Social democratic parties in the most populous EU countries have been trudging through stagnant water for the last ten years, and will certainly keep struggling in the next decade too unless a game-changer occurs. That game-changer could go by the name of Pedro Sanchez, Spain’s current prime minister, and it involves his attempt to revolutionize Spain’s approach towards migration.
Since the end of the 1990s, the Spanish enclaves of Ceuta and Melilla have been surrounded by fences to protect Spain’s territorial integrity and expressly to keep migrants out. During the last seven years of Rajoy government, the attitude toward the issue was not exactly an example of light touch regulation, and Spain became infamously known for its firm-handed migration policy, which has led to frequent riots and skirmishes between the Spanish police and migrants trying to breach the fences.
But now things are about to change. Recently, Spain’s new prime minister pledged, during an Onda Cero radio broadcast, that his government is willing to remove the razor wire fences from both Ceuta and Melilla, thus shifting the Madrid’s approach to the migration phenomenon. This could be a turning point for Sanchez’s Party, the PSOE, and ultimately for the future of social democracy in the European Union.
However, the match could go either way.
According to the political scientist Ernst Hillebrand, alongside with terrorism and the economic crisis, migration is one of the main political issues of the second millennium and the stumbling block against which the flimsy waves of European center-left parties crashed themselves during recent electoral campaigns. The inability of traditional center-left forces to address the migration issue and offer an alternative proposal to the far-right narrative on this topic has been the iceberg that has led to the sinking of the far and moderate left vessels across the EU. Two vivid examples of this powerlessness are the trajectories of both the Italian Democratic Party and the French Socialist Party during the most recent elections (2018 in Italy, 2017 in France).

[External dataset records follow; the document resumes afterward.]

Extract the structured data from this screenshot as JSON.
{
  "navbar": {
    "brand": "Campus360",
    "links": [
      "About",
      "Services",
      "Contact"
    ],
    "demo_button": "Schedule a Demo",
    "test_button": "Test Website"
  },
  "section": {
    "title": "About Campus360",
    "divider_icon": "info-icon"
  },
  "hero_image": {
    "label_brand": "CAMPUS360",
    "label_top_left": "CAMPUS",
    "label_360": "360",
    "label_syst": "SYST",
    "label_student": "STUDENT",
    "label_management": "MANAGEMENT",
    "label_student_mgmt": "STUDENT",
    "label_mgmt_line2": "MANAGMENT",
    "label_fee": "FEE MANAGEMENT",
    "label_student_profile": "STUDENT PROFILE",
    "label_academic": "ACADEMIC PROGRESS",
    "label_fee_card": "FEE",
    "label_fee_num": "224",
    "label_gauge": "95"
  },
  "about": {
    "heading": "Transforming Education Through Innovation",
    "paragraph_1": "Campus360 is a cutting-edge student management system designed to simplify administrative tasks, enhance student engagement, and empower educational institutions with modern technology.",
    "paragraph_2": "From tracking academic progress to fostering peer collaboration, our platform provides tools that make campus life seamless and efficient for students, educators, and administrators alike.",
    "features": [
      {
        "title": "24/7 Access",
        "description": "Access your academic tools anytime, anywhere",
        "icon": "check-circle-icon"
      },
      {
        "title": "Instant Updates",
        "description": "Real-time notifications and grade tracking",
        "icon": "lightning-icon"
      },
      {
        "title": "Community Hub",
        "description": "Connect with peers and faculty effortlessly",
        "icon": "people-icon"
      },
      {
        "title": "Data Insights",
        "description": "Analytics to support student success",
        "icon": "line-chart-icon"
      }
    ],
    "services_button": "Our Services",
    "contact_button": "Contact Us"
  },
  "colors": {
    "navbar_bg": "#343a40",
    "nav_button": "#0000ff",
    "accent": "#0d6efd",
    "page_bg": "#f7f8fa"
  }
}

The former obtained a dispiriting result (18.8% of the votes), losing almost 8% from previous elections and 185 seats in the Chambers of Deputies, while the latter suffered an electoral nightmare, taking in a total of 7.44% of the vote in legislative elections and 6.36% in presidential ones, falling from the 10 million votes obtained by Francois Hollande in 2012 to just 2 million votes for Benoît Hamon in 2017. Both parties bore the brunt of dissatisfaction toward the outgoing government, but they paid an even higher price due to their inability to structurally address the migration phenomenon in a more concrete fashion. These potential votes were siphoned away in favor of the far-right and/or populist forces.

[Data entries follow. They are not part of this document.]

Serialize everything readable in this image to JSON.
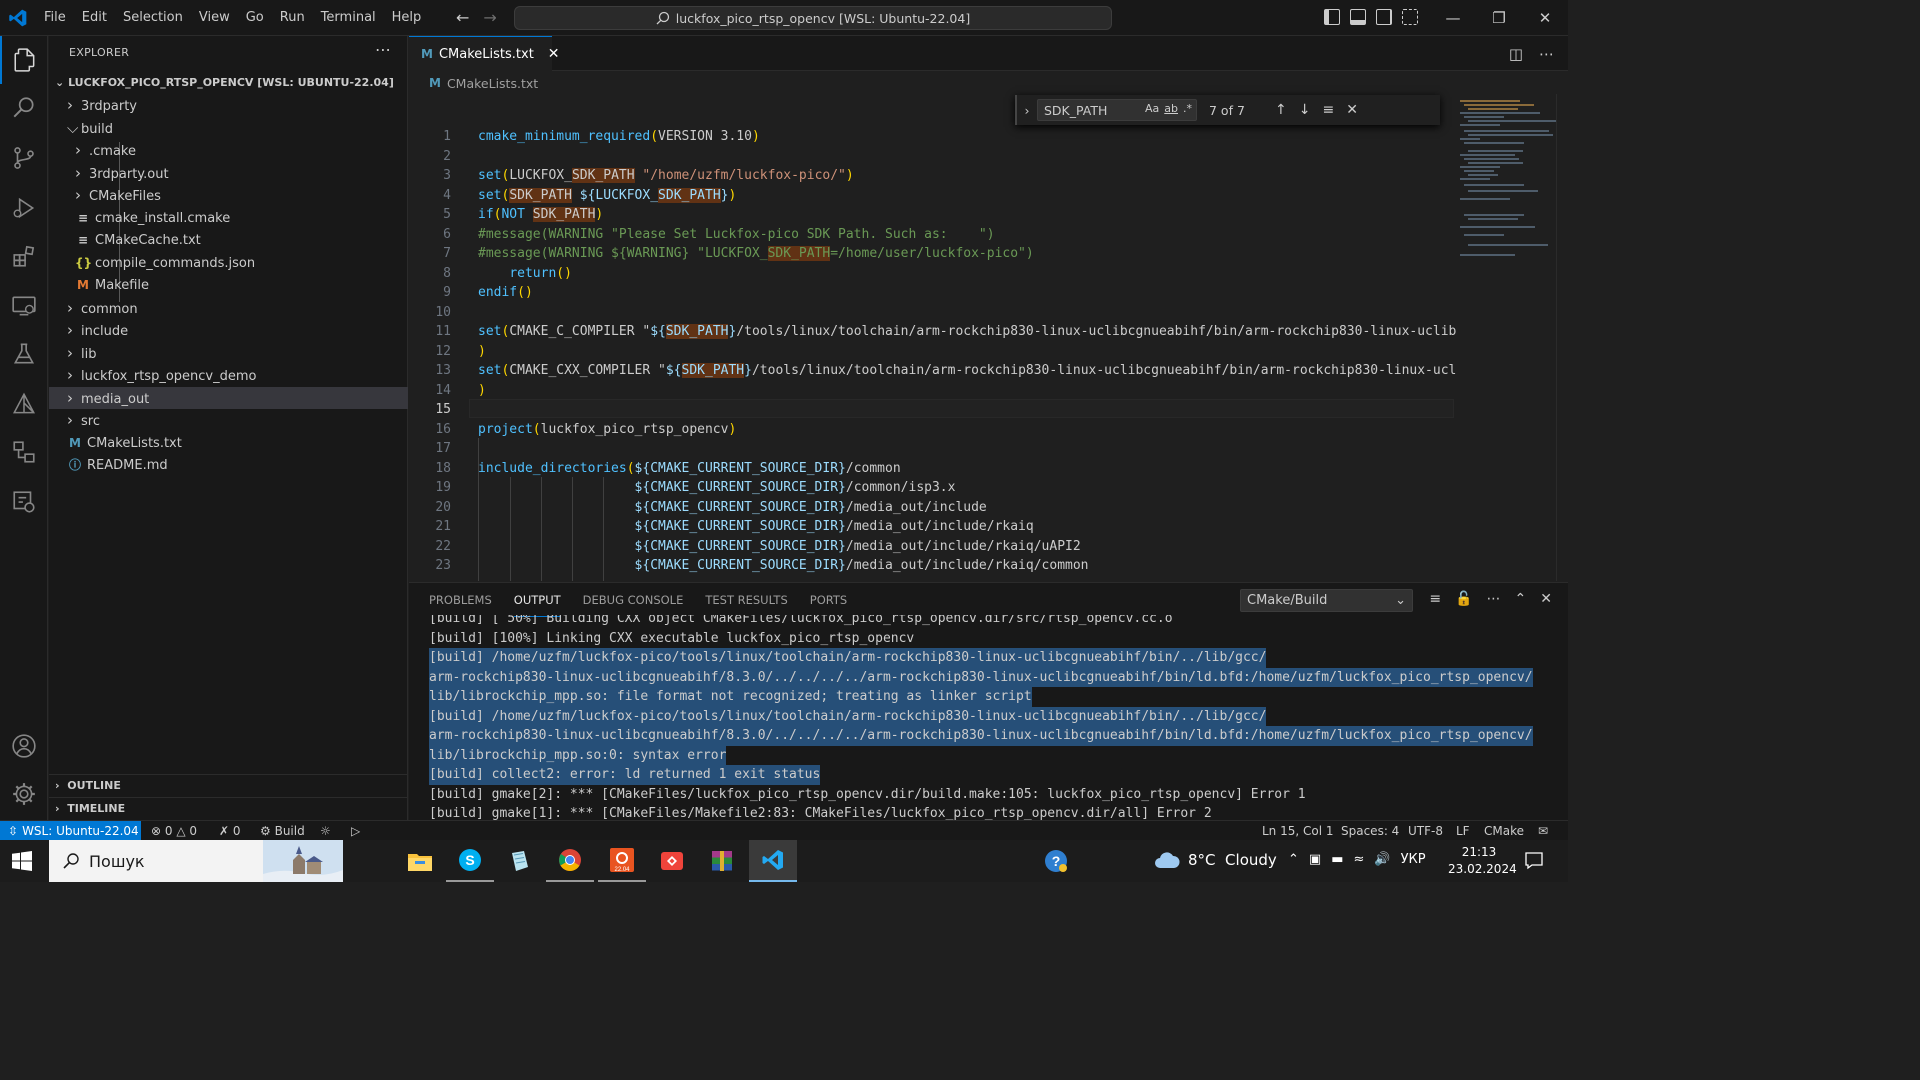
{
  "titlebar": {
    "menu": [
      "File",
      "Edit",
      "Selection",
      "View",
      "Go",
      "Run",
      "Terminal",
      "Help"
    ],
    "command_center": "luckfox_pico_rtsp_opencv [WSL: Ubuntu-22.04]",
    "window_buttons": [
      "minimize-icon",
      "restore-icon",
      "close-icon"
    ]
  },
  "explorer": {
    "title": "EXPLORER",
    "root": "LUCKFOX_PICO_RTSP_OPENCV [WSL: UBUNTU-22.04]",
    "items": [
      {
        "label": "3rdparty",
        "kind": "folder",
        "depth": 0,
        "expanded": false
      },
      {
        "label": "build",
        "kind": "folder",
        "depth": 0,
        "expanded": true
      },
      {
        "label": ".cmake",
        "kind": "folder",
        "depth": 1,
        "expanded": false
      },
      {
        "label": "3rdparty.out",
        "kind": "folder",
        "depth": 1,
        "expanded": false
      },
      {
        "label": "CMakeFiles",
        "kind": "folder",
        "depth": 1,
        "expanded": false
      },
      {
        "label": "cmake_install.cmake",
        "kind": "lines",
        "depth": 1
      },
      {
        "label": "CMakeCache.txt",
        "kind": "lines",
        "depth": 1
      },
      {
        "label": "compile_commands.json",
        "kind": "json",
        "depth": 1
      },
      {
        "label": "Makefile",
        "kind": "makefile",
        "depth": 1
      },
      {
        "label": "common",
        "kind": "folder",
        "depth": 0,
        "expanded": false
      },
      {
        "label": "include",
        "kind": "folder",
        "depth": 0,
        "expanded": false
      },
      {
        "label": "lib",
        "kind": "folder",
        "depth": 0,
        "expanded": false
      },
      {
        "label": "luckfox_rtsp_opencv_demo",
        "kind": "folder",
        "depth": 0,
        "expanded": false
      },
      {
        "label": "media_out",
        "kind": "folder",
        "depth": 0,
        "expanded": false,
        "selected": true
      },
      {
        "label": "src",
        "kind": "folder",
        "depth": 0,
        "expanded": false
      },
      {
        "label": "CMakeLists.txt",
        "kind": "cmake",
        "depth": 0
      },
      {
        "label": "README.md",
        "kind": "info",
        "depth": 0
      }
    ],
    "outline": "OUTLINE",
    "timeline": "TIMELINE"
  },
  "editor": {
    "tab_label": "CMakeLists.txt",
    "breadcrumb": "CMakeLists.txt",
    "find": {
      "query": "SDK_PATH",
      "options": [
        "Aa",
        "ab",
        ".*"
      ],
      "count": "7 of 7"
    },
    "current_line": 15,
    "line_numbers": [
      "1",
      "2",
      "3",
      "4",
      "5",
      "6",
      "7",
      "8",
      "9",
      "10",
      "11",
      "12",
      "13",
      "14",
      "15",
      "16",
      "17",
      "18",
      "19",
      "20",
      "21",
      "22",
      "23"
    ],
    "lines": [
      "cmake_minimum_required(VERSION 3.10)",
      "",
      "set(LUCKFOX_SDK_PATH \"/home/uzfm/luckfox-pico/\")",
      "set(SDK_PATH ${LUCKFOX_SDK_PATH})",
      "if(NOT SDK_PATH)",
      "#message(WARNING \"Please Set Luckfox-pico SDK Path. Such as:    \")",
      "#message(WARNING ${WARNING} \"LUCKFOX_SDK_PATH=/home/user/luckfox-pico\")",
      "    return()",
      "endif()",
      "",
      "set(CMAKE_C_COMPILER \"${SDK_PATH}/tools/linux/toolchain/arm-rockchip830-linux-uclibcgnueabihf/bin/arm-rockchip830-linux-uclib",
      ")",
      "set(CMAKE_CXX_COMPILER \"${SDK_PATH}/tools/linux/toolchain/arm-rockchip830-linux-uclibcgnueabihf/bin/arm-rockchip830-linux-ucl",
      ")",
      "",
      "project(luckfox_pico_rtsp_opencv)",
      "",
      "include_directories(${CMAKE_CURRENT_SOURCE_DIR}/common",
      "                    ${CMAKE_CURRENT_SOURCE_DIR}/common/isp3.x",
      "                    ${CMAKE_CURRENT_SOURCE_DIR}/media_out/include",
      "                    ${CMAKE_CURRENT_SOURCE_DIR}/media_out/include/rkaiq",
      "                    ${CMAKE_CURRENT_SOURCE_DIR}/media_out/include/rkaiq/uAPI2",
      "                    ${CMAKE_CURRENT_SOURCE_DIR}/media_out/include/rkaiq/common"
    ]
  },
  "panel": {
    "tabs": [
      "PROBLEMS",
      "OUTPUT",
      "DEBUG CONSOLE",
      "TEST RESULTS",
      "PORTS"
    ],
    "active_tab": "OUTPUT",
    "channel": "CMake/Build",
    "output": [
      {
        "text": "[build] [ 50%] Building CXX object CMakeFiles/luckfox_pico_rtsp_opencv.dir/src/rtsp_opencv.cc.o",
        "sel": false
      },
      {
        "text": "[build] [100%] Linking CXX executable luckfox_pico_rtsp_opencv",
        "sel": false
      },
      {
        "text": "[build] /home/uzfm/luckfox-pico/tools/linux/toolchain/arm-rockchip830-linux-uclibcgnueabihf/bin/../lib/gcc/",
        "sel": true
      },
      {
        "text": "arm-rockchip830-linux-uclibcgnueabihf/8.3.0/../../../../arm-rockchip830-linux-uclibcgnueabihf/bin/ld.bfd:/home/uzfm/luckfox_pico_rtsp_opencv/",
        "sel": true
      },
      {
        "text": "lib/librockchip_mpp.so: file format not recognized; treating as linker script",
        "sel": true
      },
      {
        "text": "[build] /home/uzfm/luckfox-pico/tools/linux/toolchain/arm-rockchip830-linux-uclibcgnueabihf/bin/../lib/gcc/",
        "sel": true
      },
      {
        "text": "arm-rockchip830-linux-uclibcgnueabihf/8.3.0/../../../../arm-rockchip830-linux-uclibcgnueabihf/bin/ld.bfd:/home/uzfm/luckfox_pico_rtsp_opencv/",
        "sel": true
      },
      {
        "text": "lib/librockchip_mpp.so:0: syntax error",
        "sel": true
      },
      {
        "text": "[build] collect2: error: ld returned 1 exit status",
        "sel": true
      },
      {
        "text": "[build] gmake[2]: *** [CMakeFiles/luckfox_pico_rtsp_opencv.dir/build.make:105: luckfox_pico_rtsp_opencv] Error 1",
        "sel": false
      },
      {
        "text": "[build] gmake[1]: *** [CMakeFiles/Makefile2:83: CMakeFiles/luckfox_pico_rtsp_opencv.dir/all] Error 2",
        "sel": false
      }
    ]
  },
  "statusbar": {
    "remote": "WSL: Ubuntu-22.04",
    "errors": "0",
    "warnings": "0",
    "ports": "0",
    "build": "Build",
    "position": "Ln 15, Col 1",
    "spaces": "Spaces: 4",
    "encoding": "UTF-8",
    "eol": "LF",
    "language": "CMake"
  },
  "taskbar": {
    "search_placeholder": "Пошук",
    "apps": [
      "file-explorer-icon",
      "skype-icon",
      "notepad-icon",
      "chrome-icon",
      "ubuntu-icon",
      "anydesk-icon",
      "winrar-icon",
      "vscode-icon"
    ],
    "weather": "8°C  Cloudy",
    "language": "УКР",
    "time": "21:13",
    "date": "23.02.2024",
    "colors": {
      "accent": "#0078d4",
      "ubuntu": "#e95420",
      "anydesk": "#ef443b",
      "vscode": "#007acc"
    }
  }
}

Compared to these two parties, the PSOE and Pedro Sanchez have a major advantage: they know where the iceberg is and what it is made of. Nonetheless they will still need to identify the proper route to circumnavigate it with little or no damage and bring the ship safely back to the harbor. Metaphors aside, this means that ‘Pedro el Guapo’ and his socialist crew will have to find an alternative proposal to address the issue, one that goes beyond the leftist “everybody is welcome” and, at the same time, must reject the usual far-right storytelling. A proposal that calls at the same time for burden sharing, EU solidarity mechanism, and refugee quotas on a mandatory (not voluntary) basis, as well as long-term solutions, flow control, development aid, and EU political efforts toward the stability of both the Mediterranean and the Sub-Saharan regions.
All in all, the future of the EU social democratic parties very likely depends on how the PSOE addresses the migration issue. In the next European elections, scheduled for May 2019, the Spanish Socialist Party will only aspire to the 59 Spanish seats at the European Parliament. Nonetheless, should they be able to find by that time an innovative compromise proposal on migration, the other European center-left forces will very possibly replicate the PSOE model and benefit from an encouraging spill-over effect, thus reverting the negative trends they have experienced so far. Should the Spanish socialists fail at finding such a compromise, they will gradually disappear from the political map, as has happened to other socialist and center-left parties, thus wasting the very last chance for social democracy in the EU to survive.
Suerte Pedro; you are going to need it.